樊梨花依然沉浸在浓睡之中。这么多年以来,她为了这段感情付出了太多太多,也经历了太多太多。一路艰难地独自行来的时候,除了相思苦长,无暇顾及其他。如今,苦心培育的情花终于结出了果实。用生命守护着的人就在身边。自己眠在他温暖的怀抱里。他的气息,他的心跳都能那么清晰的感觉得到。却突然有一种累极了的感觉,仿佛连心都要散了似的累。只怕一场春梦转瞬之间又化成泡影,沉浸在浓睡之中不愿意再醒过来。唯愿此情此景能够成为永恒,眼睛合起来便已经是百年的时光。
窗外,枝头上的鸟雀不解人意地肆意喧闹着,惊醒了浓睡中的樊梨花。不情愿地慢慢睁开眼睛,似乎是怕睁开眼睛之后昨晚的温存最终又是一场春梦。抬手轻轻揉了一揉眼角,夜间她落泪了。随着隐隐的疼痛在身上散开,两行热泪滑落在了枕畔。为什么?连她自己也说不清楚。抬眼看时,只见销金帐低垂,身边空空并没有薛丁山的身影。樊梨花的心不由得又灰了一大半,脸上微微露出一丝苦笑,眼泪不争气地又涌上了双眸。
薛丁山略翻了几张书,抬头看时,已经将近辰时时分。站起来舒展了一下筋骨,又返回到内室,轻轻拢起罗帏。恰好看见樊梨花一脸怅然的倚在鸳鸯枕上,两眼之中似乎还有点点泪光。薛丁山急忙在床边坐下,捏住她的手,关切地问道:“醒了?怎么了?脸色那么不好。”樊梨花看见他满眼怜爱的目光,脸上再一次飞上一抹红晕。微微笑了笑,问道:“什么时候了?”
薛丁山含笑说道:“已经快到辰时了。”樊梨花又问了一句,“怎么不早叫我?”薛丁山笑道:“看你睡得那么安稳,不忍心打扰你。”

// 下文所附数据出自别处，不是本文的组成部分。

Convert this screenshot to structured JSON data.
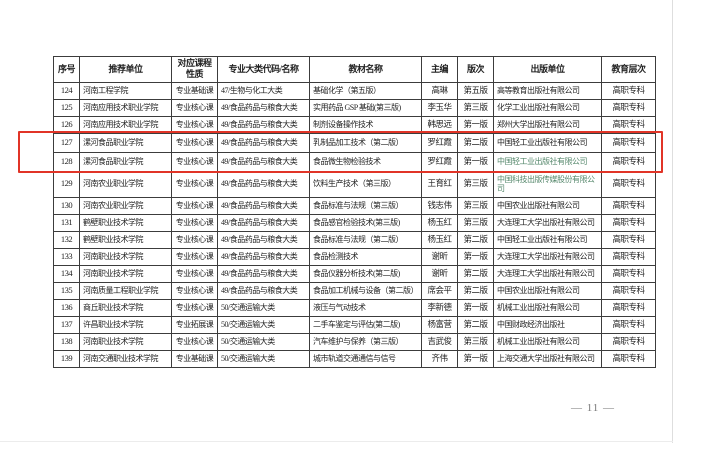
{
  "page": {
    "footer_page_number": "— 11 —"
  },
  "colors": {
    "highlight_red": "#e13427",
    "tint_green": "#56886c",
    "table_border": "#3c3c3c",
    "text": "#232323",
    "page_number_color": "#777777"
  },
  "table": {
    "headers": [
      "序号",
      "推荐单位",
      "对应课程性质",
      "专业大类代码/名称",
      "教材名称",
      "主编",
      "版次",
      "出版单位",
      "教育层次"
    ],
    "rows": [
      {
        "no": "124",
        "unit": "河南工程学院",
        "course_type": "专业基础课",
        "major": "47/生物与化工大类",
        "book": "基础化学（第五版）",
        "editor": "高琳",
        "edition": "第五版",
        "publisher": "高等教育出版社有限公司",
        "level": "高职专科",
        "highlighted": false,
        "tint": false
      },
      {
        "no": "125",
        "unit": "河南应用技术职业学院",
        "course_type": "专业核心课",
        "major": "49/食品药品与粮食大类",
        "book": "实用药品 GSP 基础(第三版)",
        "editor": "李玉华",
        "edition": "第三版",
        "publisher": "化学工业出版社有限公司",
        "level": "高职专科",
        "highlighted": false,
        "tint": false
      },
      {
        "no": "126",
        "unit": "河南应用技术职业学院",
        "course_type": "专业核心课",
        "major": "49/食品药品与粮食大类",
        "book": "制剂设备操作技术",
        "editor": "韩思远",
        "edition": "第一版",
        "publisher": "郑州大学出版社有限公司",
        "level": "高职专科",
        "highlighted": false,
        "tint": false
      },
      {
        "no": "127",
        "unit": "漯河食品职业学院",
        "course_type": "专业核心课",
        "major": "49/食品药品与粮食大类",
        "book": "乳制品加工技术（第二版）",
        "editor": "罗红霞",
        "edition": "第二版",
        "publisher": "中国轻工业出版社有限公司",
        "level": "高职专科",
        "highlighted": true,
        "tint": false
      },
      {
        "no": "128",
        "unit": "漯河食品职业学院",
        "course_type": "专业核心课",
        "major": "49/食品药品与粮食大类",
        "book": "食品微生物检验技术",
        "editor": "罗红霞",
        "edition": "第一版",
        "publisher": "中国轻工业出版社有限公司",
        "level": "高职专科",
        "highlighted": true,
        "tint": true
      },
      {
        "no": "129",
        "unit": "河南农业职业学院",
        "course_type": "专业核心课",
        "major": "49/食品药品与粮食大类",
        "book": "饮料生产技术（第三版）",
        "editor": "王育红",
        "edition": "第三版",
        "publisher": "中国科技出版传媒股份有限公司",
        "level": "高职专科",
        "highlighted": false,
        "tint": true
      },
      {
        "no": "130",
        "unit": "河南农业职业学院",
        "course_type": "专业核心课",
        "major": "49/食品药品与粮食大类",
        "book": "食品标准与法规（第三版）",
        "editor": "钱志伟",
        "edition": "第三版",
        "publisher": "中国农业出版社有限公司",
        "level": "高职专科",
        "highlighted": false,
        "tint": false
      },
      {
        "no": "131",
        "unit": "鹤壁职业技术学院",
        "course_type": "专业核心课",
        "major": "49/食品药品与粮食大类",
        "book": "食品感官检验技术(第三版)",
        "editor": "杨玉红",
        "edition": "第三版",
        "publisher": "大连理工大学出版社有限公司",
        "level": "高职专科",
        "highlighted": false,
        "tint": false
      },
      {
        "no": "132",
        "unit": "鹤壁职业技术学院",
        "course_type": "专业核心课",
        "major": "49/食品药品与粮食大类",
        "book": "食品标准与法规（第二版）",
        "editor": "杨玉红",
        "edition": "第二版",
        "publisher": "中国轻工业出版社有限公司",
        "level": "高职专科",
        "highlighted": false,
        "tint": false
      },
      {
        "no": "133",
        "unit": "河南职业技术学院",
        "course_type": "专业核心课",
        "major": "49/食品药品与粮食大类",
        "book": "食品检测技术",
        "editor": "谢昕",
        "edition": "第一版",
        "publisher": "大连理工大学出版社有限公司",
        "level": "高职专科",
        "highlighted": false,
        "tint": false
      },
      {
        "no": "134",
        "unit": "河南职业技术学院",
        "course_type": "专业核心课",
        "major": "49/食品药品与粮食大类",
        "book": "食品仪器分析技术(第二版)",
        "editor": "谢昕",
        "edition": "第二版",
        "publisher": "大连理工大学出版社有限公司",
        "level": "高职专科",
        "highlighted": false,
        "tint": false
      },
      {
        "no": "135",
        "unit": "河南质量工程职业学院",
        "course_type": "专业核心课",
        "major": "49/食品药品与粮食大类",
        "book": "食品加工机械与设备（第二版）",
        "editor": "席会平",
        "edition": "第二版",
        "publisher": "中国农业出版社有限公司",
        "level": "高职专科",
        "highlighted": false,
        "tint": false
      },
      {
        "no": "136",
        "unit": "商丘职业技术学院",
        "course_type": "专业核心课",
        "major": "50/交通运输大类",
        "book": "液压与气动技术",
        "editor": "李新德",
        "edition": "第一版",
        "publisher": "机械工业出版社有限公司",
        "level": "高职专科",
        "highlighted": false,
        "tint": false
      },
      {
        "no": "137",
        "unit": "许昌职业技术学院",
        "course_type": "专业拓展课",
        "major": "50/交通运输大类",
        "book": "二手车鉴定与评估(第二版)",
        "editor": "杨富营",
        "edition": "第二版",
        "publisher": "中国财政经济出版社",
        "level": "高职专科",
        "highlighted": false,
        "tint": false
      },
      {
        "no": "138",
        "unit": "河南职业技术学院",
        "course_type": "专业核心课",
        "major": "50/交通运输大类",
        "book": "汽车维护与保养（第三版）",
        "editor": "吉武俊",
        "edition": "第三版",
        "publisher": "机械工业出版社有限公司",
        "level": "高职专科",
        "highlighted": false,
        "tint": false
      },
      {
        "no": "139",
        "unit": "河南交通职业技术学院",
        "course_type": "专业基础课",
        "major": "50/交通运输大类",
        "book": "城市轨道交通通信与信号",
        "editor": "齐伟",
        "edition": "第一版",
        "publisher": "上海交通大学出版社有限公司",
        "level": "高职专科",
        "highlighted": false,
        "tint": false
      }
    ]
  }
}
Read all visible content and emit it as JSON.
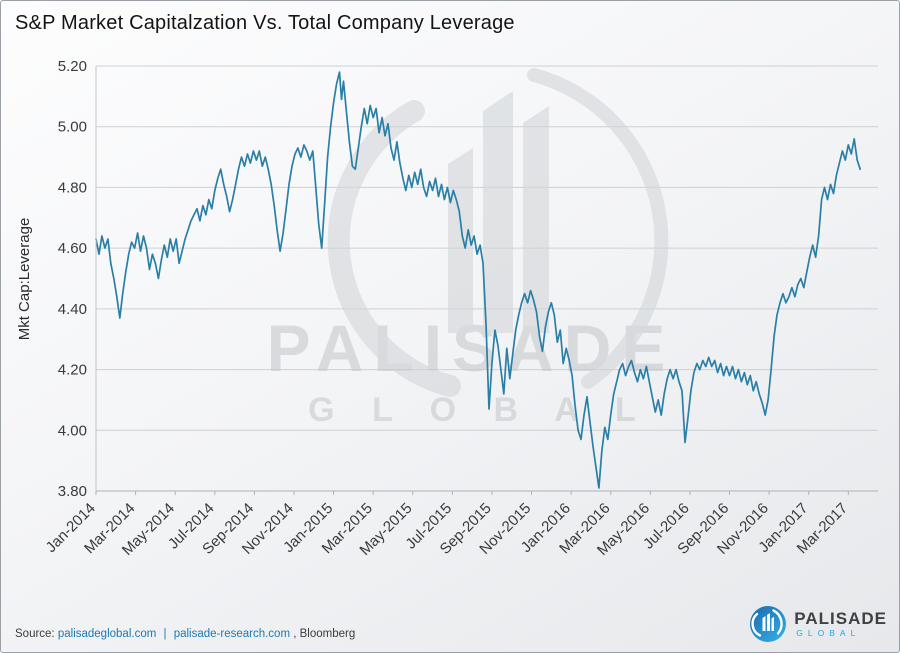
{
  "title": "S&P Market Capitalzation Vs. Total Company Leverage",
  "colors": {
    "line": "#2a7fa6",
    "grid": "#cdd0d3",
    "spine": "#aeb3b7",
    "left_spine": "#c2c6ca",
    "link": "#1d79b4",
    "watermark": "#cdd0d3",
    "logo_blue_dark": "#1a69ad",
    "logo_blue_light": "#35b1e8"
  },
  "watermark": {
    "line1": "PALISADE",
    "line2": "G L O B A L"
  },
  "footer": {
    "source_label": "Source:",
    "link1": "palisadeglobal.com",
    "separator": "|",
    "link2": "palisade-research.com",
    "suffix": ", Bloomberg"
  },
  "logo": {
    "name": "PALISADE",
    "sub": "GLOBAL"
  },
  "chart_data": {
    "type": "line",
    "title": "S&P Market Capitalzation Vs. Total Company Leverage",
    "xlabel": "",
    "ylabel": "Mkt Cap:Leverage",
    "ylim": [
      3.8,
      5.2
    ],
    "xlim_months_from_jan2014": [
      0,
      39.5
    ],
    "grid": "horizontal",
    "legend": "none",
    "line_color": "#2a7fa6",
    "y_ticks": [
      3.8,
      4.0,
      4.2,
      4.4,
      4.6,
      4.8,
      5.0,
      5.2
    ],
    "x_ticks": [
      {
        "label": "Jan-2014",
        "m": 0
      },
      {
        "label": "Mar-2014",
        "m": 2
      },
      {
        "label": "May-2014",
        "m": 4
      },
      {
        "label": "Jul-2014",
        "m": 6
      },
      {
        "label": "Sep-2014",
        "m": 8
      },
      {
        "label": "Nov-2014",
        "m": 10
      },
      {
        "label": "Jan-2015",
        "m": 12
      },
      {
        "label": "Mar-2015",
        "m": 14
      },
      {
        "label": "May-2015",
        "m": 16
      },
      {
        "label": "Jul-2015",
        "m": 18
      },
      {
        "label": "Sep-2015",
        "m": 20
      },
      {
        "label": "Nov-2015",
        "m": 22
      },
      {
        "label": "Jan-2016",
        "m": 24
      },
      {
        "label": "Mar-2016",
        "m": 26
      },
      {
        "label": "May-2016",
        "m": 28
      },
      {
        "label": "Jul-2016",
        "m": 30
      },
      {
        "label": "Sep-2016",
        "m": 32
      },
      {
        "label": "Nov-2016",
        "m": 34
      },
      {
        "label": "Jan-2017",
        "m": 36
      },
      {
        "label": "Mar-2017",
        "m": 38
      }
    ],
    "series": [
      {
        "name": "Mkt Cap:Leverage",
        "x_unit": "months since Jan-2014",
        "points": [
          [
            0,
            4.63
          ],
          [
            0.15,
            4.58
          ],
          [
            0.3,
            4.64
          ],
          [
            0.45,
            4.6
          ],
          [
            0.6,
            4.63
          ],
          [
            0.75,
            4.55
          ],
          [
            0.9,
            4.5
          ],
          [
            1.05,
            4.44
          ],
          [
            1.2,
            4.37
          ],
          [
            1.35,
            4.45
          ],
          [
            1.5,
            4.52
          ],
          [
            1.65,
            4.58
          ],
          [
            1.8,
            4.62
          ],
          [
            1.95,
            4.6
          ],
          [
            2.1,
            4.65
          ],
          [
            2.25,
            4.59
          ],
          [
            2.4,
            4.64
          ],
          [
            2.55,
            4.6
          ],
          [
            2.7,
            4.53
          ],
          [
            2.85,
            4.58
          ],
          [
            3,
            4.55
          ],
          [
            3.15,
            4.5
          ],
          [
            3.3,
            4.56
          ],
          [
            3.45,
            4.61
          ],
          [
            3.6,
            4.57
          ],
          [
            3.75,
            4.63
          ],
          [
            3.9,
            4.59
          ],
          [
            4.05,
            4.63
          ],
          [
            4.2,
            4.55
          ],
          [
            4.35,
            4.59
          ],
          [
            4.5,
            4.63
          ],
          [
            4.65,
            4.66
          ],
          [
            4.8,
            4.69
          ],
          [
            4.95,
            4.71
          ],
          [
            5.1,
            4.73
          ],
          [
            5.25,
            4.69
          ],
          [
            5.4,
            4.74
          ],
          [
            5.55,
            4.71
          ],
          [
            5.7,
            4.76
          ],
          [
            5.85,
            4.73
          ],
          [
            6,
            4.79
          ],
          [
            6.15,
            4.83
          ],
          [
            6.3,
            4.86
          ],
          [
            6.45,
            4.81
          ],
          [
            6.6,
            4.77
          ],
          [
            6.75,
            4.72
          ],
          [
            6.9,
            4.76
          ],
          [
            7.05,
            4.81
          ],
          [
            7.2,
            4.86
          ],
          [
            7.35,
            4.9
          ],
          [
            7.5,
            4.87
          ],
          [
            7.65,
            4.91
          ],
          [
            7.8,
            4.88
          ],
          [
            7.95,
            4.92
          ],
          [
            8.1,
            4.89
          ],
          [
            8.25,
            4.92
          ],
          [
            8.4,
            4.87
          ],
          [
            8.55,
            4.9
          ],
          [
            8.7,
            4.86
          ],
          [
            8.85,
            4.81
          ],
          [
            9,
            4.74
          ],
          [
            9.15,
            4.66
          ],
          [
            9.3,
            4.59
          ],
          [
            9.45,
            4.65
          ],
          [
            9.6,
            4.73
          ],
          [
            9.75,
            4.81
          ],
          [
            9.9,
            4.87
          ],
          [
            10.05,
            4.91
          ],
          [
            10.2,
            4.93
          ],
          [
            10.35,
            4.9
          ],
          [
            10.5,
            4.94
          ],
          [
            10.65,
            4.92
          ],
          [
            10.8,
            4.89
          ],
          [
            10.95,
            4.92
          ],
          [
            11.1,
            4.8
          ],
          [
            11.25,
            4.68
          ],
          [
            11.4,
            4.6
          ],
          [
            11.55,
            4.75
          ],
          [
            11.7,
            4.9
          ],
          [
            11.85,
            5
          ],
          [
            12,
            5.08
          ],
          [
            12.15,
            5.14
          ],
          [
            12.3,
            5.18
          ],
          [
            12.4,
            5.09
          ],
          [
            12.5,
            5.15
          ],
          [
            12.65,
            5.05
          ],
          [
            12.8,
            4.95
          ],
          [
            12.95,
            4.87
          ],
          [
            13.1,
            4.86
          ],
          [
            13.25,
            4.93
          ],
          [
            13.4,
            5
          ],
          [
            13.55,
            5.06
          ],
          [
            13.7,
            5.01
          ],
          [
            13.85,
            5.07
          ],
          [
            14,
            5.03
          ],
          [
            14.15,
            5.06
          ],
          [
            14.3,
            4.98
          ],
          [
            14.45,
            5.03
          ],
          [
            14.6,
            4.97
          ],
          [
            14.75,
            5.01
          ],
          [
            14.9,
            4.93
          ],
          [
            15.05,
            4.89
          ],
          [
            15.2,
            4.95
          ],
          [
            15.35,
            4.88
          ],
          [
            15.5,
            4.83
          ],
          [
            15.65,
            4.79
          ],
          [
            15.8,
            4.84
          ],
          [
            15.95,
            4.8
          ],
          [
            16.1,
            4.85
          ],
          [
            16.25,
            4.81
          ],
          [
            16.4,
            4.86
          ],
          [
            16.55,
            4.8
          ],
          [
            16.7,
            4.77
          ],
          [
            16.85,
            4.82
          ],
          [
            17,
            4.79
          ],
          [
            17.15,
            4.83
          ],
          [
            17.3,
            4.77
          ],
          [
            17.45,
            4.81
          ],
          [
            17.6,
            4.76
          ],
          [
            17.75,
            4.8
          ],
          [
            17.9,
            4.75
          ],
          [
            18.05,
            4.79
          ],
          [
            18.2,
            4.76
          ],
          [
            18.35,
            4.72
          ],
          [
            18.5,
            4.64
          ],
          [
            18.65,
            4.6
          ],
          [
            18.8,
            4.66
          ],
          [
            18.95,
            4.61
          ],
          [
            19.1,
            4.64
          ],
          [
            19.25,
            4.58
          ],
          [
            19.4,
            4.61
          ],
          [
            19.55,
            4.55
          ],
          [
            19.7,
            4.35
          ],
          [
            19.85,
            4.07
          ],
          [
            20,
            4.22
          ],
          [
            20.15,
            4.33
          ],
          [
            20.3,
            4.28
          ],
          [
            20.45,
            4.2
          ],
          [
            20.6,
            4.12
          ],
          [
            20.75,
            4.27
          ],
          [
            20.9,
            4.17
          ],
          [
            21.05,
            4.25
          ],
          [
            21.2,
            4.33
          ],
          [
            21.35,
            4.38
          ],
          [
            21.5,
            4.42
          ],
          [
            21.65,
            4.45
          ],
          [
            21.8,
            4.42
          ],
          [
            21.95,
            4.46
          ],
          [
            22.1,
            4.43
          ],
          [
            22.25,
            4.39
          ],
          [
            22.4,
            4.31
          ],
          [
            22.55,
            4.26
          ],
          [
            22.7,
            4.34
          ],
          [
            22.85,
            4.39
          ],
          [
            23,
            4.42
          ],
          [
            23.15,
            4.38
          ],
          [
            23.3,
            4.29
          ],
          [
            23.45,
            4.33
          ],
          [
            23.6,
            4.22
          ],
          [
            23.75,
            4.27
          ],
          [
            23.9,
            4.23
          ],
          [
            24.05,
            4.18
          ],
          [
            24.2,
            4.08
          ],
          [
            24.35,
            4
          ],
          [
            24.5,
            3.97
          ],
          [
            24.65,
            4.05
          ],
          [
            24.8,
            4.11
          ],
          [
            24.95,
            4.03
          ],
          [
            25.1,
            3.95
          ],
          [
            25.25,
            3.88
          ],
          [
            25.4,
            3.81
          ],
          [
            25.55,
            3.93
          ],
          [
            25.7,
            4.01
          ],
          [
            25.85,
            3.97
          ],
          [
            26,
            4.05
          ],
          [
            26.15,
            4.12
          ],
          [
            26.3,
            4.16
          ],
          [
            26.45,
            4.2
          ],
          [
            26.6,
            4.22
          ],
          [
            26.75,
            4.18
          ],
          [
            26.9,
            4.21
          ],
          [
            27.05,
            4.23
          ],
          [
            27.2,
            4.19
          ],
          [
            27.35,
            4.16
          ],
          [
            27.5,
            4.2
          ],
          [
            27.65,
            4.17
          ],
          [
            27.8,
            4.21
          ],
          [
            27.95,
            4.16
          ],
          [
            28.1,
            4.11
          ],
          [
            28.25,
            4.06
          ],
          [
            28.4,
            4.1
          ],
          [
            28.55,
            4.05
          ],
          [
            28.7,
            4.12
          ],
          [
            28.85,
            4.17
          ],
          [
            29,
            4.2
          ],
          [
            29.15,
            4.17
          ],
          [
            29.3,
            4.2
          ],
          [
            29.45,
            4.16
          ],
          [
            29.6,
            4.13
          ],
          [
            29.75,
            3.96
          ],
          [
            29.9,
            4.04
          ],
          [
            30.05,
            4.13
          ],
          [
            30.2,
            4.19
          ],
          [
            30.35,
            4.22
          ],
          [
            30.5,
            4.2
          ],
          [
            30.65,
            4.23
          ],
          [
            30.8,
            4.21
          ],
          [
            30.95,
            4.24
          ],
          [
            31.1,
            4.21
          ],
          [
            31.25,
            4.23
          ],
          [
            31.4,
            4.19
          ],
          [
            31.55,
            4.22
          ],
          [
            31.7,
            4.18
          ],
          [
            31.85,
            4.21
          ],
          [
            32,
            4.18
          ],
          [
            32.15,
            4.21
          ],
          [
            32.3,
            4.17
          ],
          [
            32.45,
            4.2
          ],
          [
            32.6,
            4.16
          ],
          [
            32.75,
            4.19
          ],
          [
            32.9,
            4.15
          ],
          [
            33.05,
            4.18
          ],
          [
            33.2,
            4.13
          ],
          [
            33.35,
            4.16
          ],
          [
            33.5,
            4.12
          ],
          [
            33.65,
            4.09
          ],
          [
            33.8,
            4.05
          ],
          [
            33.95,
            4.1
          ],
          [
            34.1,
            4.2
          ],
          [
            34.25,
            4.31
          ],
          [
            34.4,
            4.38
          ],
          [
            34.55,
            4.42
          ],
          [
            34.7,
            4.45
          ],
          [
            34.85,
            4.42
          ],
          [
            35,
            4.44
          ],
          [
            35.15,
            4.47
          ],
          [
            35.3,
            4.44
          ],
          [
            35.45,
            4.48
          ],
          [
            35.6,
            4.5
          ],
          [
            35.75,
            4.47
          ],
          [
            35.9,
            4.52
          ],
          [
            36.05,
            4.57
          ],
          [
            36.2,
            4.61
          ],
          [
            36.35,
            4.57
          ],
          [
            36.5,
            4.64
          ],
          [
            36.65,
            4.76
          ],
          [
            36.8,
            4.8
          ],
          [
            36.95,
            4.76
          ],
          [
            37.1,
            4.81
          ],
          [
            37.25,
            4.78
          ],
          [
            37.4,
            4.84
          ],
          [
            37.55,
            4.88
          ],
          [
            37.7,
            4.92
          ],
          [
            37.85,
            4.89
          ],
          [
            38,
            4.94
          ],
          [
            38.15,
            4.91
          ],
          [
            38.3,
            4.96
          ],
          [
            38.45,
            4.89
          ],
          [
            38.6,
            4.86
          ]
        ]
      }
    ]
  }
}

“欸?”樊梨花一怔,“这句话怎么听着十分熟悉似地?”薛丁山一笑,说道:“你忘了,昨天你也是这么说的啊。”樊梨花不禁莞尔,呢喃了一声:“云郎。”轻轻移动了一下身子,以手作衬枕在了薛丁山的膝上。忽然又带着些许凄凉说道:“我真怕自己又是做梦。”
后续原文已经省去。